Reprendre le dialogue, c’est pas effacer le passé
Un truc que j’ai compris, c’est qu’on ne revient pas à zéro. Ce qui s’est passé, c’est là. Même si on fait la paix, il reste une trace. Mais c’est pas grave. Enfin, si, un peu. Mais c’est humain. Le but, c’est pas de rejouer « La vie est belle », c’est de dire : « Ok, on a merdé. Mais on tient encore l’un à l’autre. » Faut accepter que la relation change. Qu’elle devienne plus mature, plus fragile aussi. Mais plus vraie.
Et si l’autre ne répond pas ?
Bon. Là, c’est dur. T’as fait le pas. T’as envoyé le message. Le café a été proposé. Et… rien.

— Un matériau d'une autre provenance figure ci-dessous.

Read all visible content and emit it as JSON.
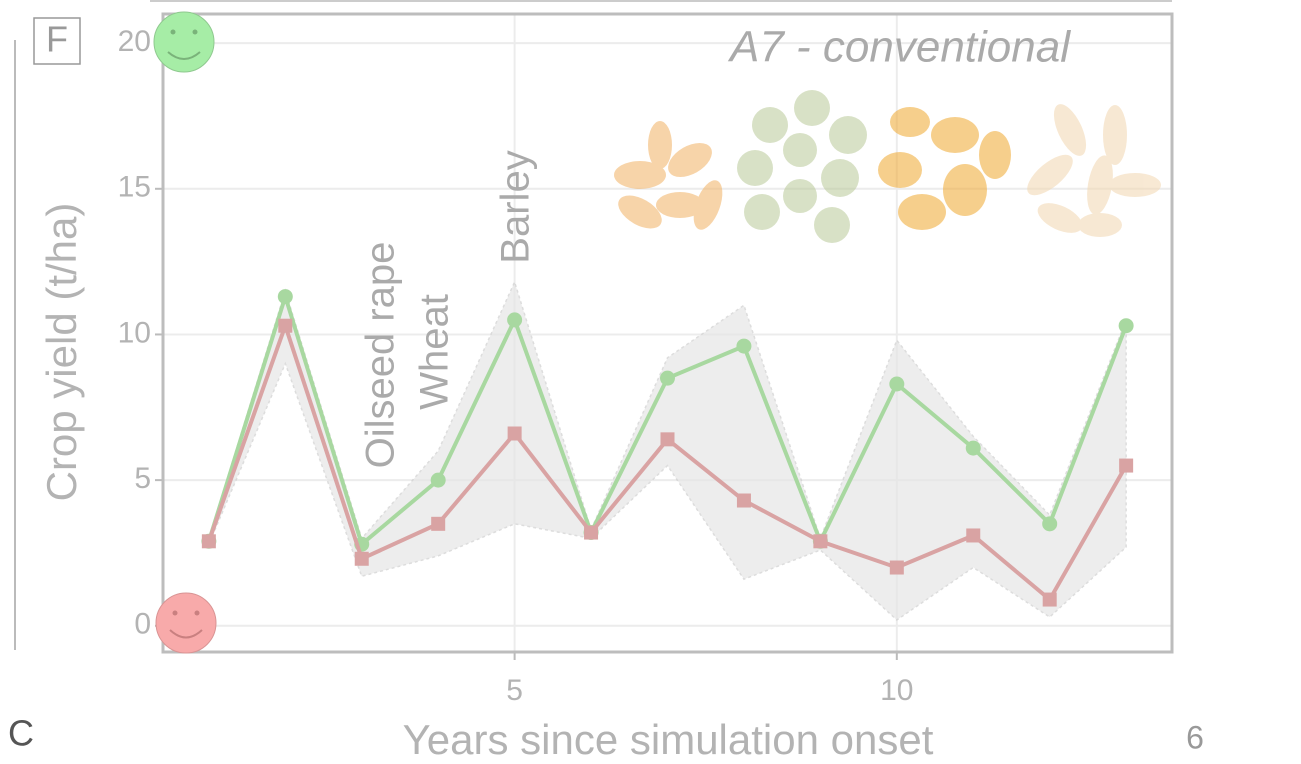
{
  "panel_label": "F",
  "stray_left": "C",
  "stray_right": "6",
  "chart_data": {
    "type": "line",
    "title": "A7 - conventional",
    "x_label": "Years since simulation onset",
    "y_label": "Crop yield (t/ha)",
    "annotations": [
      "Oilseed rape",
      "Wheat",
      "Barley"
    ],
    "x": [
      1,
      2,
      3,
      4,
      5,
      6,
      7,
      8,
      9,
      10,
      11,
      12,
      13
    ],
    "xlim": [
      0.4,
      13.6
    ],
    "ylim": [
      -0.9,
      21
    ],
    "xticks": [
      5,
      10
    ],
    "yticks": [
      0,
      5,
      10,
      15,
      20
    ],
    "grid": true,
    "band": {
      "color": "#e6e6e6",
      "lower": [
        2.8,
        9,
        1.7,
        2.4,
        3.5,
        3.0,
        5.5,
        1.6,
        2.6,
        0.2,
        2.0,
        0.3,
        2.7
      ],
      "upper": [
        3,
        11.5,
        3,
        6,
        11.8,
        3.3,
        9.2,
        11,
        3,
        9.8,
        6.5,
        3.8,
        10.5
      ]
    },
    "series": [
      {
        "color": "#a8d8a0",
        "marker": "circle",
        "values": [
          2.9,
          11.3,
          2.8,
          5.0,
          10.5,
          3.2,
          8.5,
          9.6,
          2.9,
          8.3,
          6.1,
          3.5,
          10.3
        ]
      },
      {
        "color": "#d9a3a3",
        "marker": "square",
        "values": [
          2.9,
          10.3,
          2.3,
          3.5,
          6.6,
          3.2,
          6.4,
          4.3,
          2.9,
          2.0,
          3.1,
          0.9,
          5.5
        ]
      }
    ]
  }
}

Silence radio. Alors, première chose : respire. T’as fait ce que tu pouvais. Parfois, l’autre n’est pas prêt. Parfois, il/elle a besoin de temps. Parfois, c’est fini. Et c’est con. C’est triste. Mais t’as pas à porter toute la faute. Moi, j’ai envoyé un message à une amie il y a un an. Rien. J’ai insisté une fois. Rien. Aujourd’hui, je me dis qu’elle traverse peut-être un truc lourd. Ou qu’elle a décidé de couper. Je ne sais pas. Mais je vis avec. Et j’espère qu’un jour, elle me reparlera. Ou pas. Mais au moins, j’ai pas laissé filer sans rien tenter.
En vrai, c’est quoi le plus dur ?
C’est l’orgueil. C’est ce petit truc en toi qui te dit : « Si tu fais le premier pas, tu perds. » Mais non. Tu perds rien. Au contraire. Tu gagnes une chance. Une porte ouverte. Parce que les gens, on s’aime, on se déteste, on se comprend pas, mais on s’attache. Et parfois, il suffit d’un mot, d’un regard, d’un « tu te souviens ? » pour que tout revienne. Pas comme avant. Mais autrement. Et c’est déjà énorme.
Alors, franchement… si t’as quelqu’un en tête en ce moment, quelqu’un avec qui le dialogue est coupé… fais-le. Même un petit truc. Même un « Salut, j’pensais à toi. » C’est pas grand-chose. Mais c’est tout.
Et au fait… si tu veux, tu peux même parler du gâteau. Parfois, ça marche aussi.